Generalmente è meglio abituare il palato gradualmente a mangiare meno salato e a stare molto attenti al sale “nascosto” soprattutto nei piatti pronti e negli alimenti ultra processati. Però l’utilizzo di sale iposodico si è dimostrato molto utile: qui trova due articoli sull’argomento:
https://ilfattoalimentare.it/sale-iposodico-ictus-ed-eventi-cardiovascolari-gravi-una-risorsa.html
https://ilfattoalimentare.it/sale-iposodico-ci-sono-dei-benefici-per-la-pressione.html
Attenzione però, non è per tutti.

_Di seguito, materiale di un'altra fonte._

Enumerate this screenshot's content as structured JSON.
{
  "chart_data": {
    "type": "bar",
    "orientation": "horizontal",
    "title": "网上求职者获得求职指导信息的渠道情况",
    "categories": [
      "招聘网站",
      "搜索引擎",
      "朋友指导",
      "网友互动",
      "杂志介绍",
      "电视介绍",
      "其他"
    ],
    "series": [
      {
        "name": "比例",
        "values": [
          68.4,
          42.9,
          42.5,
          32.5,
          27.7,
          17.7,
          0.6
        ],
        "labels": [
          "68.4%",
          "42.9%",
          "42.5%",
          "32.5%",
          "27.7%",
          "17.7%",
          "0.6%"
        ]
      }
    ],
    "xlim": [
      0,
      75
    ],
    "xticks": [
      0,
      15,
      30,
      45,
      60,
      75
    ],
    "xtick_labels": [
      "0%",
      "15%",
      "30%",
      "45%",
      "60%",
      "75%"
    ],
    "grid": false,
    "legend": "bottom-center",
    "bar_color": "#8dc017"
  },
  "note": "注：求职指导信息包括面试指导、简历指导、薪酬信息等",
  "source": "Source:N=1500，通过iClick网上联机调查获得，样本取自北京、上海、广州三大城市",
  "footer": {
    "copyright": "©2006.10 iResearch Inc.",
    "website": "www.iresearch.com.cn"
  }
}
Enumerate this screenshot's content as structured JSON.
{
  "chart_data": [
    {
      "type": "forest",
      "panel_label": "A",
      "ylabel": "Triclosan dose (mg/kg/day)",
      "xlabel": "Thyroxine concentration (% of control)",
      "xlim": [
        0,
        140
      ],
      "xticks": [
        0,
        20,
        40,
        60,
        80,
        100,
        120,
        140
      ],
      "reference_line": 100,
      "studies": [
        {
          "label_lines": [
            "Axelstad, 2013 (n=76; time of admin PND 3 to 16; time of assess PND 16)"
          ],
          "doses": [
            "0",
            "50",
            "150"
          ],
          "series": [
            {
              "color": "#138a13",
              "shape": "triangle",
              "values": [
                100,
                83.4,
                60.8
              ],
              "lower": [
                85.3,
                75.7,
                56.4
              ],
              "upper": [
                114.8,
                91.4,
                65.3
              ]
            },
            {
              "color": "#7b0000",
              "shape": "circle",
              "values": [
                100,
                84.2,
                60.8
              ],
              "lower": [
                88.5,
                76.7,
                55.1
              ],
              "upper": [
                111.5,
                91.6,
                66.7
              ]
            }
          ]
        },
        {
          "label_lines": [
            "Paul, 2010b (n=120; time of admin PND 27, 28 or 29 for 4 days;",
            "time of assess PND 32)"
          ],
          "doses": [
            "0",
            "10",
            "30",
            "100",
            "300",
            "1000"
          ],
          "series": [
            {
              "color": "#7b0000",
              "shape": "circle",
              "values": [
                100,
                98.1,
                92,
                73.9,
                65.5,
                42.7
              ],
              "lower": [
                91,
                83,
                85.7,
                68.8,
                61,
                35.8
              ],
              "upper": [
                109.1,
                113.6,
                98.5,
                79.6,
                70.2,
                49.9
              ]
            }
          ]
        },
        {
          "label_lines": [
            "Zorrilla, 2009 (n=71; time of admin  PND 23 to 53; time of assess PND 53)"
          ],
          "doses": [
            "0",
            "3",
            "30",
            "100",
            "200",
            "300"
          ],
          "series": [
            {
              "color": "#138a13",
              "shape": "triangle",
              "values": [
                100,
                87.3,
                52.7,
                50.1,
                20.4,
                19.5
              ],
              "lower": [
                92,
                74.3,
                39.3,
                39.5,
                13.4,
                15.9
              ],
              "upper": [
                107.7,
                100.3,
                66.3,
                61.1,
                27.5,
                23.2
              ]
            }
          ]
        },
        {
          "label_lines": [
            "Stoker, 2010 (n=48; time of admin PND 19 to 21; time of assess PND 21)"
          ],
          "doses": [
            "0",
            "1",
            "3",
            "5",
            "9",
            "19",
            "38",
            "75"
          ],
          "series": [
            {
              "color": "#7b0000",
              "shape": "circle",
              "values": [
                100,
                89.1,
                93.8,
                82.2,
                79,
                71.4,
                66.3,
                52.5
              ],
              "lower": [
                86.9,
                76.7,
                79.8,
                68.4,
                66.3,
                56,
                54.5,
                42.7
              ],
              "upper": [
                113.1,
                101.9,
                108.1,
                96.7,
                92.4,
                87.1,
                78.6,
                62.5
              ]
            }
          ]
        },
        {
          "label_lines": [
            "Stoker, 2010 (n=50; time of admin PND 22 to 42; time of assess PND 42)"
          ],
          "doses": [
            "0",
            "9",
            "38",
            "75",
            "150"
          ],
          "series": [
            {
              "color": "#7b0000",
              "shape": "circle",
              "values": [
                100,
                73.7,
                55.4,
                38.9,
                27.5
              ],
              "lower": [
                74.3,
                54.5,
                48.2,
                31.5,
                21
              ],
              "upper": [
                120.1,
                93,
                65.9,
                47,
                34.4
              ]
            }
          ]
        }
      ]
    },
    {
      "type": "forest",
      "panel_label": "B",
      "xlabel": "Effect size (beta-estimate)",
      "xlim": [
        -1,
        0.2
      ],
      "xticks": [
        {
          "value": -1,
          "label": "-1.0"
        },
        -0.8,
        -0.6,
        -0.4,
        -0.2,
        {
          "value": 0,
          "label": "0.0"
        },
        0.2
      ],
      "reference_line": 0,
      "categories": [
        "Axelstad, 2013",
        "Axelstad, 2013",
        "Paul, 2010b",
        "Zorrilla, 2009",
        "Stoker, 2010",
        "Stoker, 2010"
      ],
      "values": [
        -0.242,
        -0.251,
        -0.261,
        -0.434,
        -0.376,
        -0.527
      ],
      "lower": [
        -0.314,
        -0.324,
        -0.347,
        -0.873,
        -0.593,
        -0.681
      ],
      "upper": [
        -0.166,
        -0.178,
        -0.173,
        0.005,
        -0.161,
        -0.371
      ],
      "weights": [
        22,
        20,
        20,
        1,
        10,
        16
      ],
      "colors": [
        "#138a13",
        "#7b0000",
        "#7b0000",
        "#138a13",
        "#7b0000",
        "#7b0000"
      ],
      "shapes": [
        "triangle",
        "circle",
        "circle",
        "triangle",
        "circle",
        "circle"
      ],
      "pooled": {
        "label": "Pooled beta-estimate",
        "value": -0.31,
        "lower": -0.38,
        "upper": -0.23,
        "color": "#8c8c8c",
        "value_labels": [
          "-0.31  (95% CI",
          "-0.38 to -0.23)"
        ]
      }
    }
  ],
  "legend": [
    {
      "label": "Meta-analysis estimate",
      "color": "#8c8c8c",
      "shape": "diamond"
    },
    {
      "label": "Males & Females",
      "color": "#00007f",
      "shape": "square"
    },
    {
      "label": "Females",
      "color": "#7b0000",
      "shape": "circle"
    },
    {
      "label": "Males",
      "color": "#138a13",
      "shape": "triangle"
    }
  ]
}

Come leggiamo sul sito dell’Humanitas: Quando utilizzato a scopo terapeutico il sale iposodico deve essere consumato solo dietro prescrizione e sotto monitoraggio medico: poiché, infatti, diverse patologie (come l’insufficienza renale) e l’assunzione di determinati medicinali (come i diuretici risparmiatori di potassio) riducono la capacità dell’organismo di eliminare il potassio, aumentare l’apporto di questo minerale (di cui il sale iposodico è particolarmente ricco) può comportare diversi pericoli per la salute, anche importanti.
INTERESSANTE
E il pane non salato della tradizione toscana non potrà essere definito pane?
Nessun provvedimento invece per il “finto” pane integrale,
prodotto con farina raffinata + crusca, invece che con vera farina integrale?